Sur la question de la portée pédagogique de la PAE, enfin, il a été déterminé que la PPE comme la DVPD en tant que dispositifs axés sur le développement de la pensée critique répondaient à la grande majorité de critères d'excellence dressés à partir du cadre conceptuel de ce travail. La question se pose néanmoins de l'exhaustivité de ces critères : s'ils sont justifiés par les résultats de recherches empiriques sur le rendement en pensée critique, ils n'ont pas pour autant fait l'objet de comparaison avec d'autres critères issus d'études portant sur les autres entrées en pensée critique que sont l'intervention cognitive et l'apprentissage basé sur le fonctionnement du cerveau, qui pourraient venir préciser, compléter ou questionner ces critères généraux. Une étude comparative de ces différentes entrées permettrait de nuancer ou de consolider ce point.

Conclusion

Le fait que l'efficacité de la PAE soit si dépendante de celui ou de celle qui la met en oeuvre constitue à la fois une force et une fragilité. C'est une force car elle appelle une grande expertise pédagogique : la nécessaire posture d'étayage de l'enseignant force la mise en oeuvre des principes d'apprentissage socioconstructivistes prônés par l'institution scolaire, ce qui la rend en soi formatrice pour le corps enseignant, au plus grand bénéfice de l'élève. C'est aussi une fragilité, car cette expertise nécessite une formation intellectuellement exigeante et financièrement coûteuse, dont les modalités concrètes restent à définir.

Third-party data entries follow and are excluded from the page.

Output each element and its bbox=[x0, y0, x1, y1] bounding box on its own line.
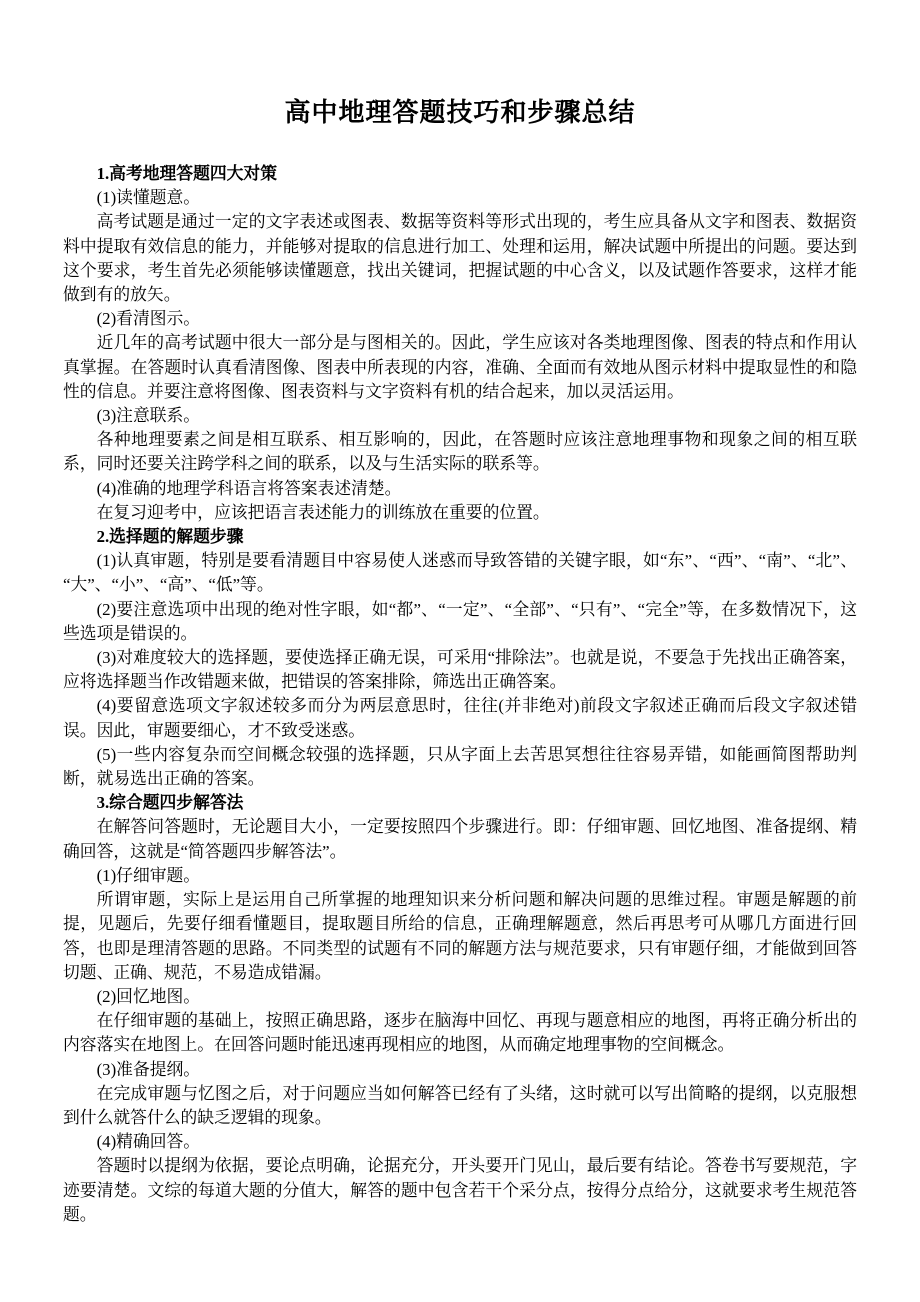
section-heading: 2.选择题的解题步骤 bbox=[63, 525, 857, 549]
paragraph: 在完成审题与忆图之后，对于问题应当如何解答已经有了头绪，这时就可以写出简略的提纲… bbox=[63, 1082, 857, 1130]
paragraph: 在解答问答题时，无论题目大小，一定要按照四个步骤进行。即：仔细审题、回忆地图、准… bbox=[63, 815, 857, 863]
paragraph: (2)回忆地图。 bbox=[63, 985, 857, 1009]
paragraph: (1)读懂题意。 bbox=[63, 186, 857, 210]
paragraph: (1)仔细审题。 bbox=[63, 864, 857, 888]
paragraph: (4)准确的地理学科语言将答案表述清楚。 bbox=[63, 477, 857, 501]
paragraph: (3)准备提纲。 bbox=[63, 1058, 857, 1082]
paragraph: 在仔细审题的基础上，按照正确思路，逐步在脑海中回忆、再现与题意相应的地图，再将正… bbox=[63, 1009, 857, 1057]
paragraph: (4)要留意选项文字叙述较多而分为两层意思时，往往(并非绝对)前段文字叙述正确而… bbox=[63, 694, 857, 742]
paragraph: 所谓审题，实际上是运用自己所掌握的地理知识来分析问题和解决问题的思维过程。审题是… bbox=[63, 888, 857, 985]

S'engager dans un tel processus nécessite en outre des évidences très solides que le jeu en vaut la chandelle, autrement dit que la PAE a un impact significatif sur le développement de la pensée critique des élèves. Si cet impact est aujourd'hui globalement avéré, tout comme celui sur les processus de pensée mis en oeuvre dans les domaines essentiels que sont la langue et les mathématiques, avec à la clef une amélioration du rendement scolaire, de nouvelles études sont néanmoins nécessaires pour mieux évaluer en particulier les attitudes et dispositions en jeu et pour mieux définir la nature et la portée à plus long terme de son impact. Ces recherches gagneraient en outre à provenir de domaines autres que la PAE.

À la lumière de ces résultats, une recommandation peut être faite en direction d'une évolution du statut d'innovation pédagogique de la PAE vers celui d'expérimentation institutionnelle (on pourrait ici regarder du côté de l'Australie par exemple). Ce nouveau statut constituerait l'étape intermédiaire vers une éventuelle institutionnalisation des pratiques de PAE. Il permettrait de soutenir, intensifier et diversifier les recherches sur les nombreux points qui restent encore à clarifier. Dans tous les cas, aucune incompatibilité structurelle n'a été relevée entre la PAE et l'institution scolaire, bien au contraire. Il s'agit maintenant de faire des choix éclairés et puis d'agir en conséquence.